The cost of solar panels could soon go up by as much as £900 for the average home after the government said they should no longer qualify for a lower rate of VAT because of EU state aid rules. A consultation on the VAT change ends on 3 February.

The Solar Trade Association said solar was still attractive even though the payback period for an average system – costing about £6,000 – would now be about 14 years, up from eight years with the current incentive rates.

“It’s still a great investment,” said a spokeswoman for the trade body. “And for anyone who is replacing their roof, it’s a no-brainer to be replacing with solar.” A significant part of installation costs are for scaffolding.

The Liberal Democrat peer Lynne Featherstone has tabled a regret motion in the Lords over the subsidy cuts. If the motion wins significant Labour and Lib Dem support, it could potentially block them.

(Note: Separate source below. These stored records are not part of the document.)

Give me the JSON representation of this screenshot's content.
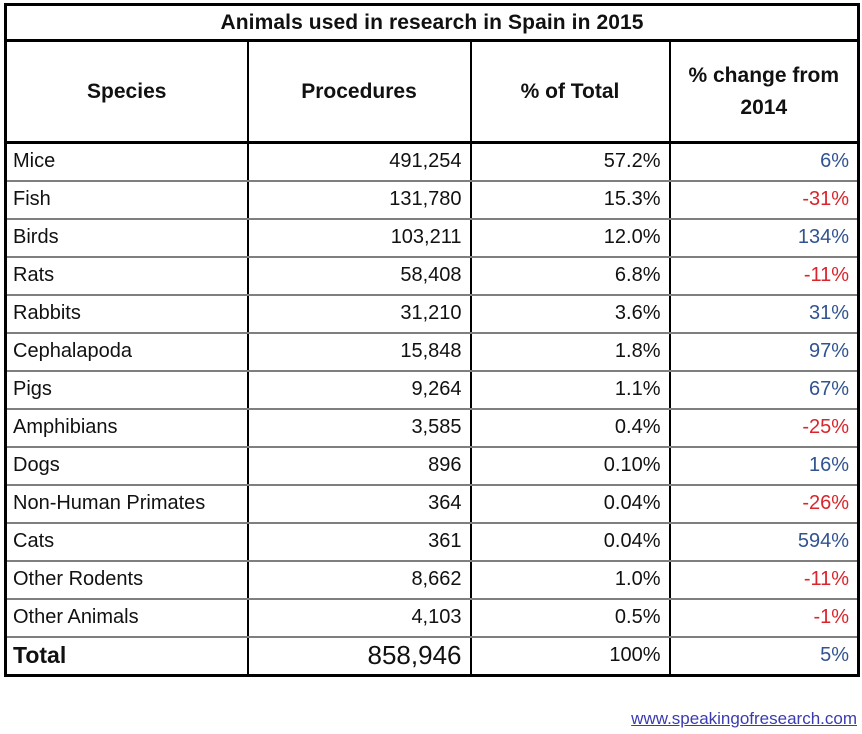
{
  "chart_data": {
    "type": "table",
    "title": "Animals used in research in Spain in 2015",
    "columns": [
      "Species",
      "Procedures",
      "% of Total",
      "% change from 2014"
    ],
    "rows": [
      {
        "species": "Mice",
        "procedures": "491,254",
        "pct_of_total": "57.2%",
        "change_from_2014": "6%",
        "trend": "positive"
      },
      {
        "species": "Fish",
        "procedures": "131,780",
        "pct_of_total": "15.3%",
        "change_from_2014": "-31%",
        "trend": "negative"
      },
      {
        "species": "Birds",
        "procedures": "103,211",
        "pct_of_total": "12.0%",
        "change_from_2014": "134%",
        "trend": "positive"
      },
      {
        "species": "Rats",
        "procedures": "58,408",
        "pct_of_total": "6.8%",
        "change_from_2014": "-11%",
        "trend": "negative"
      },
      {
        "species": "Rabbits",
        "procedures": "31,210",
        "pct_of_total": "3.6%",
        "change_from_2014": "31%",
        "trend": "positive"
      },
      {
        "species": "Cephalapoda",
        "procedures": "15,848",
        "pct_of_total": "1.8%",
        "change_from_2014": "97%",
        "trend": "positive"
      },
      {
        "species": "Pigs",
        "procedures": "9,264",
        "pct_of_total": "1.1%",
        "change_from_2014": "67%",
        "trend": "positive"
      },
      {
        "species": "Amphibians",
        "procedures": "3,585",
        "pct_of_total": "0.4%",
        "change_from_2014": "-25%",
        "trend": "negative"
      },
      {
        "species": "Dogs",
        "procedures": "896",
        "pct_of_total": "0.10%",
        "change_from_2014": "16%",
        "trend": "positive"
      },
      {
        "species": "Non-Human Primates",
        "procedures": "364",
        "pct_of_total": "0.04%",
        "change_from_2014": "-26%",
        "trend": "negative"
      },
      {
        "species": "Cats",
        "procedures": "361",
        "pct_of_total": "0.04%",
        "change_from_2014": "594%",
        "trend": "positive"
      },
      {
        "species": "Other Rodents",
        "procedures": "8,662",
        "pct_of_total": "1.0%",
        "change_from_2014": "-11%",
        "trend": "negative"
      },
      {
        "species": "Other Animals",
        "procedures": "4,103",
        "pct_of_total": "0.5%",
        "change_from_2014": "-1%",
        "trend": "negative"
      }
    ],
    "total": {
      "species": "Total",
      "procedures": "858,946",
      "pct_of_total": "100%",
      "change_from_2014": "5%",
      "trend": "positive"
    }
  },
  "footer": {
    "link_text": "www.speakingofresearch.com"
  },
  "colors": {
    "positive_change": "#31538f",
    "negative_change": "#d9252b",
    "link": "#3b3bb0",
    "border": "#000000",
    "row_separator": "#7f7f7f"
  }
}
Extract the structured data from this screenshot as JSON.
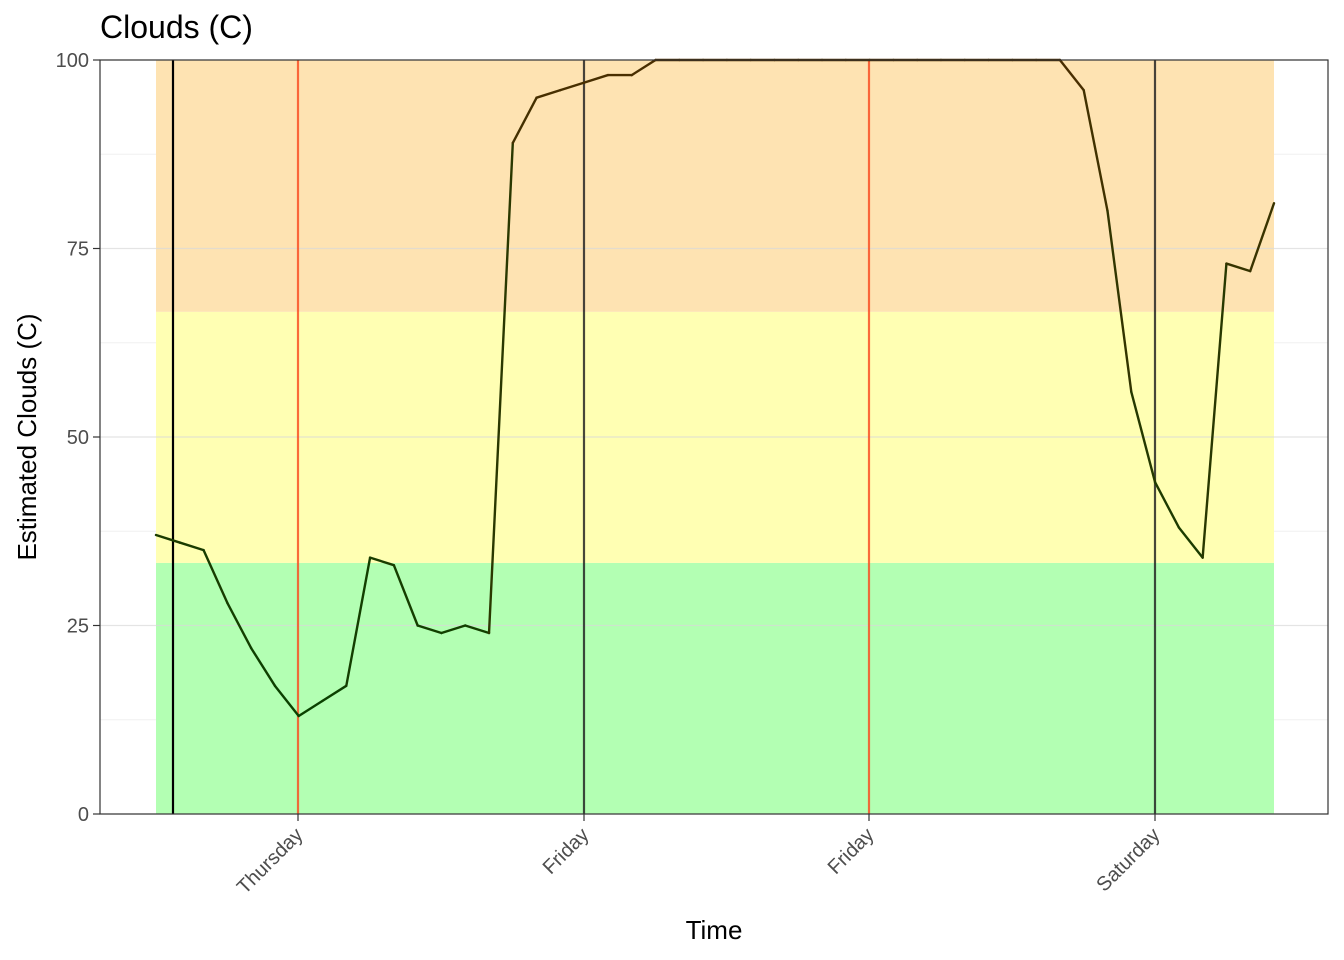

The shadow energy secretary, Lisa Nandy, has written to the environment secretary, Amber Rudd, calling on her to abandon the changes or at least allow a debate in the Commons.

She said: “Just as solar energy is reaching cost parity with fossil fuels, the chancellor’s cuts to the feed-in tariff are shortsighted and misguided. The government is derailing an industry with the potential to be a new British powerhouse.”

After the revised feed-in tariff scheme reopens on 8 February, the total paid out to new homeowners will be capped each year at £100m, with caps set every quarter. The government expects the cap will limit the number of solar installations to about 15-16,000 each quarter this year. If a homeowner misses out on a quarter because of the cap, they can “queue” for the next quarter.

“[The] industry will survive in the long-term but we could see a big decline for the next two years,” said Alasdair Cameron, a renewable energy campaigner at Friends of the Earth, which is unhappy at what it sees as a cap on aspiration for solar.

Cameron said the 4% return that consumers are expected to get with the lower solar payments was inconsistent with the higher returns new nuclear is expected to get, which is also being subsidised by government.

He said: “It’s hard to avoid the assumption that the government is treating renewables differently.”